Let me explain. But first, here's Jason's tweet:
At first I had to admit that I didn't remember the details of the "Ian Miller +1" thing. Tipped off by another great mind in wrestling Britt Malinsky, the CFO, CEO, and probably a few other things at Wrestling by Pir8, I started researching.
My first thought was, I'll research that one and reply that I did some homework and then move on to reviewing the other 27 items JB mentioned in his tweets about box scores. Note: I love a challenge, so I welcome the notes from JB. First because he took the time to consider my suggestion and second because he breaks down problems to their essence and forces you to do the same for any claims you might be making or defending. So, I love the 27 other things. Also NOTE: it wasn't exactly 27, but I really like that number, and it was definitely enough to think about for a couple of days.
But then I finished watching the match ... and I was irate. Here's what happened.
What do you remember about Brian Realbuto (157 in 2014 & 2015 and 174 in 2016 & 2017) and Ian Miller (149 in 2012 and 157 in 2014, 2015 & 2016)? I didn't remember a lot of details, but loved digging into their stories. While doing this I found some footage of their wrestling matches and then loved their wrestling even more. Here's an overview and comparison of their NCAA Tournament success. I think you'll be surprised by how many similarities exist.

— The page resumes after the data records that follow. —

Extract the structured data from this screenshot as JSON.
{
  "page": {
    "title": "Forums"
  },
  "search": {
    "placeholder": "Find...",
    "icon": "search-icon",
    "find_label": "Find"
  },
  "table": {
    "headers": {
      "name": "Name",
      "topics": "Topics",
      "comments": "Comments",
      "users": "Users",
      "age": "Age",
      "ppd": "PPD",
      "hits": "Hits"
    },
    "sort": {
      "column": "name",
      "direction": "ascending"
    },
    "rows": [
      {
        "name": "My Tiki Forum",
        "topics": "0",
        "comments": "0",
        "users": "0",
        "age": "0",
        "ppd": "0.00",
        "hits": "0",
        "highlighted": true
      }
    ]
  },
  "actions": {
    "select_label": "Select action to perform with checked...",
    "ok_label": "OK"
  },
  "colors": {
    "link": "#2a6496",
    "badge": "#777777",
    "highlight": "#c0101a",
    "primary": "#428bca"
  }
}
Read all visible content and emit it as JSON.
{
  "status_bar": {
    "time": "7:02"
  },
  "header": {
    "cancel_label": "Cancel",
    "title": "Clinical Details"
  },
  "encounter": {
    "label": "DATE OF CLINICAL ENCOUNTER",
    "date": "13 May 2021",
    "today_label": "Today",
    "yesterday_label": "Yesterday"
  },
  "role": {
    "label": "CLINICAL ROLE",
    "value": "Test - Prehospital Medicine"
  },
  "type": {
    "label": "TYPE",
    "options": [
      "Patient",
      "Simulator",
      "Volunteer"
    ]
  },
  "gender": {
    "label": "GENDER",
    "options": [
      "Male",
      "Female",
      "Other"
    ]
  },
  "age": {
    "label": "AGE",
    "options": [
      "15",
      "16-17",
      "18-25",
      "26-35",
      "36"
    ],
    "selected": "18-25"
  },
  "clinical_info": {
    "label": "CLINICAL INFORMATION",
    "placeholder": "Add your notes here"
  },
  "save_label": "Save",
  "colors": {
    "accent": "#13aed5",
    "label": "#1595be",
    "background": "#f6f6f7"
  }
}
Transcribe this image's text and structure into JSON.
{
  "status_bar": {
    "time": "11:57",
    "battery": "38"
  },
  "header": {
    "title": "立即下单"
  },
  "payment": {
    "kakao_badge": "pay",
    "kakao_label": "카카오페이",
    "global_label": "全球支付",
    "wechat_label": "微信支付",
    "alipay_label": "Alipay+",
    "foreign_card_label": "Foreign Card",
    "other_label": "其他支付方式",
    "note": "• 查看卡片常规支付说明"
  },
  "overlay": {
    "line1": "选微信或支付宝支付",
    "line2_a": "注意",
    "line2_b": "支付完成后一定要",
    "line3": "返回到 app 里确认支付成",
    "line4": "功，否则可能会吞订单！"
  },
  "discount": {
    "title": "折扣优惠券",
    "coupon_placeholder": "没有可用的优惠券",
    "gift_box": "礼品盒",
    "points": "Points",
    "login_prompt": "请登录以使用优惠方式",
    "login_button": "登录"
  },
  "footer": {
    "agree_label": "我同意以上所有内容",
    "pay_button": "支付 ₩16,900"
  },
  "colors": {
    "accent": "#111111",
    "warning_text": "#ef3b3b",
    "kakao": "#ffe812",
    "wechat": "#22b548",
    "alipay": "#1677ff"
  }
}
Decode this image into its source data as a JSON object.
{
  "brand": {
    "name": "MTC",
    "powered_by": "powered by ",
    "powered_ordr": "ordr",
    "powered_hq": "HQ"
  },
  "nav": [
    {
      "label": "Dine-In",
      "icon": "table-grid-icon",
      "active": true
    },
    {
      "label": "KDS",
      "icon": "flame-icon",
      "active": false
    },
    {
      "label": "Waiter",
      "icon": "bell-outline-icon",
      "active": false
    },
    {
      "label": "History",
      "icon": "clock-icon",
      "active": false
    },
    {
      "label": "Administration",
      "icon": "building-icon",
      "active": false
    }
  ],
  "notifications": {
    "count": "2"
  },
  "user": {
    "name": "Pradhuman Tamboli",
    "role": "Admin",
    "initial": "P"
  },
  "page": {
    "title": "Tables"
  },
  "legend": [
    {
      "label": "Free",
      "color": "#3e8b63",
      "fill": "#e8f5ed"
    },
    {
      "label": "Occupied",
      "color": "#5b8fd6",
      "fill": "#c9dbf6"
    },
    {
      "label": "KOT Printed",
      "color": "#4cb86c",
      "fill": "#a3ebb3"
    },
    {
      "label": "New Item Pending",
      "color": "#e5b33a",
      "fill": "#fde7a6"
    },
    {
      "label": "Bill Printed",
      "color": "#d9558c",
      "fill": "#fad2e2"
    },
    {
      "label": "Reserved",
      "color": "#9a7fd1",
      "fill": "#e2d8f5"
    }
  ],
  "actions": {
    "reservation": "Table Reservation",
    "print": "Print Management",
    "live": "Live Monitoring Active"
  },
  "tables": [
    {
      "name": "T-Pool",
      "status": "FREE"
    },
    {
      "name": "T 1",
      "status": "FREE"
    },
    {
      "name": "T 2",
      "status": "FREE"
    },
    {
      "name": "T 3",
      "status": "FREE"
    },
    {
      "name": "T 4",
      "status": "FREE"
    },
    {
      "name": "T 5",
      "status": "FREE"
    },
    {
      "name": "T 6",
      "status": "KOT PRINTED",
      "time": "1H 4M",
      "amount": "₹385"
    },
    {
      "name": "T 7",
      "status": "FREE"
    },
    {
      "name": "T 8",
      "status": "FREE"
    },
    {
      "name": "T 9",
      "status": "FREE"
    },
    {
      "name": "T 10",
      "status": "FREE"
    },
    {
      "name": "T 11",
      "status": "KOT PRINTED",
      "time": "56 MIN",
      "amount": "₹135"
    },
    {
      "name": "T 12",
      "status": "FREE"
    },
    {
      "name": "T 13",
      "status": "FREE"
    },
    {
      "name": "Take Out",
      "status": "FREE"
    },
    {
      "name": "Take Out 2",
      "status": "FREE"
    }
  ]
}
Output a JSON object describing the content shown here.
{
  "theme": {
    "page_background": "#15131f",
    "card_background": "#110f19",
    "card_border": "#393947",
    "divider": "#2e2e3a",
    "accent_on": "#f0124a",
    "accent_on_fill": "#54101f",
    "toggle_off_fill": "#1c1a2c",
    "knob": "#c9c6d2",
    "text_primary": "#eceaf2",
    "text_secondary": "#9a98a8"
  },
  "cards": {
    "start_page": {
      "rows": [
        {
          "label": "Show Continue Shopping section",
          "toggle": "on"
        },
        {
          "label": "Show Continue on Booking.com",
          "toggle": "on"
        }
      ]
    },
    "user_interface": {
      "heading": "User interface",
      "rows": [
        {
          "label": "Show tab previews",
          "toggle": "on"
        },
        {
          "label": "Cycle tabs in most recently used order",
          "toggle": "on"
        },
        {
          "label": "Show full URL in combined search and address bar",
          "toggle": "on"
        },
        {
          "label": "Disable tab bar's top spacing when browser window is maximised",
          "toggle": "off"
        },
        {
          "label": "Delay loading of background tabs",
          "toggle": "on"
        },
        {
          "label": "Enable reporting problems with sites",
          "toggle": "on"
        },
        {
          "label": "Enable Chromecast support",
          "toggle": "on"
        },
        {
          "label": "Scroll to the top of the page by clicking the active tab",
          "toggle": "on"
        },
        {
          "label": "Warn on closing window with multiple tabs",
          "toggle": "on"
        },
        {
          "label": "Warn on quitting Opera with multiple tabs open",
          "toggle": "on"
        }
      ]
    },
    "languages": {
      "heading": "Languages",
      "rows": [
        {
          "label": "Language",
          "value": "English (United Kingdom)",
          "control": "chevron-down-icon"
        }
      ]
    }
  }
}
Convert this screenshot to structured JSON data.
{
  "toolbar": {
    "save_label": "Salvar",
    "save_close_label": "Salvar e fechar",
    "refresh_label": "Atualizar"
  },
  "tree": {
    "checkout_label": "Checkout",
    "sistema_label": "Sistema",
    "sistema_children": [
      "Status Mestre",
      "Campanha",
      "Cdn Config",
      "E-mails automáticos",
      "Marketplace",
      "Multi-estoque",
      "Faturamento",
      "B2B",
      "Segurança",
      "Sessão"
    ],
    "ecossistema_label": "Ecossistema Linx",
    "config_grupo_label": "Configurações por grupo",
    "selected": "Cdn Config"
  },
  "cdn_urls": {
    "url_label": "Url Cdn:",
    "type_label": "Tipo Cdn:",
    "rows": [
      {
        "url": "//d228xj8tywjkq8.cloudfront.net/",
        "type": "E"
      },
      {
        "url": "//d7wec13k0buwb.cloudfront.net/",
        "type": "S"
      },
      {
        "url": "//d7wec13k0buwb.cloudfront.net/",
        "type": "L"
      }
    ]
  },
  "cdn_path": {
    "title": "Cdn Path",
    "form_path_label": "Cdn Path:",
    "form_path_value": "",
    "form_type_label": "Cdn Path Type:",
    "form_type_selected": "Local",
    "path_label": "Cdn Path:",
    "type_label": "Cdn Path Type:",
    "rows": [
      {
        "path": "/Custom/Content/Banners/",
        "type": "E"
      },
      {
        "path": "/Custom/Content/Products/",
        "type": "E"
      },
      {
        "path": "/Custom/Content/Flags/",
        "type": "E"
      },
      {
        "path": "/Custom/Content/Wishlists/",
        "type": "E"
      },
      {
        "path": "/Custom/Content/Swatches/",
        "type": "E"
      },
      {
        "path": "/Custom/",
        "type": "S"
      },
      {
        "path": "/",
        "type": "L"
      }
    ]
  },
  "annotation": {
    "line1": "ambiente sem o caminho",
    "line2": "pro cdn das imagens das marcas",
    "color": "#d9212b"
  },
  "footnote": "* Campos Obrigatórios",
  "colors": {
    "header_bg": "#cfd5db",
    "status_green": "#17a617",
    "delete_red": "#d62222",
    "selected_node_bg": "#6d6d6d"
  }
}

|Brian Realbuto (Cornell)||Ian Miller (Kent State)|
|3x All-American||3x All-American|
|4x Qualifier||4x Qualifier|
|3x Semi-finalist||2x Semi-finalist|
|1x Finalist (2015 lost by MD to Martinez)|
|MFF to 6th in 2014 after losing to Dieringer in Semis||MFF to 6th in 2016 after losing in Sudden Victory to Martinez in Semis|
|Defeated Derek St John (the defending NCAA champion in 2014) in the Qtrs||Defeated Derek St John (the defending NCAA champion in 2014) in the Consi-Semis|
|Defeated Dylan Ness in 2015 in the Semis||Lost to Dylan Ness in 2014 in the Semis|
|3x 2-Seed (AA'd in 2015 & 2017)||2x 4-Seed (AA'd in 2014 & 2016)|
|Did not place in 2016 as a Junior||Did not place in 2012 as a Freshman|
|7th seed in 2014 as a freshman, placed 6th||7th seed in 2015 as a Junior, placed 5th|
Some additional notes:
Here are some details about their performance by Tournament year. Both wrestlers put together a nice NCAA Tournament resume to say the least:
|Wrestler (year)||Seed||Finish||Top-Side||Wins||Losses||MD / TF / Fall||Bonus %|
|Ian Miller (2012)||--||Qualifier||1||2||- / - / 1||33.3%|
|Ian Miller (2014)||4||4th||Semis||4||2||- / - / -||0.0%|
|Ian Miller (2015)||7||5th||Quarters||4||2||- / 1 / 1||33.3%|
|Ian Miller (2016)||4||6th||Semis||3||1||- / - / 1||25.0%|
|Brian Realbuto (2014)||7||6th||Semis||3||1||1 / - / -||25.0%|
|Brian Realbuto (2015)||2||2nd||Finalist||4||1||1 / 1 / -||40.0%|
|Brian Realbuto (2016)||2||Qualifier||0||2||- / - / -||0.0%|
|Brian Realbuto (2017)||2||5th||Semis||4||2||- / 2 / 2||66.7%|
|Wrestler||Seed||Finish||Match Points*||MPER||TD-XoF||TD %||Opp. TD %|
|Ian Miller (2012)||--||Qualifier||13-21||0.382||5-10||0.500||0.500|
|Ian Miller (2014)||4||4th||37-35||0.514||12-25||0.480||0.240|
|Ian Miller (2015)||7||5th||58-41||0.586||21-38||0.553||0.211|
|Ian Miller (2016)||4||6th||22-14||0.611||9-16||0.563||0.125|
|Brian Realbuto (2014)||7||6th||31-15||0.674||7-18||0.389||0.167|
|Brian Realbuto (2015)||2||2nd||45-21||0.682||9-19||0.474||0.316|
|Brian Realbuto (2016)||2||Qualifier||9-13||0.409||3-10||0.300||0.400|
|Brian Realbuto (2017)||2||5th||50-23||0.685||9-16||0.563||0.250|
*Includes MP from matches ending in a fall or injury
At first it looked innocent enough. I thought Britt had mentioned nearfall, so the +2 at the end of regulation just needed to be re-coded from +2 to N2, right? This is a huge pain in and of itself, especially if you want to move stats forward in a meaningful way, but not harmful to the outcome of the match ... or so I thought.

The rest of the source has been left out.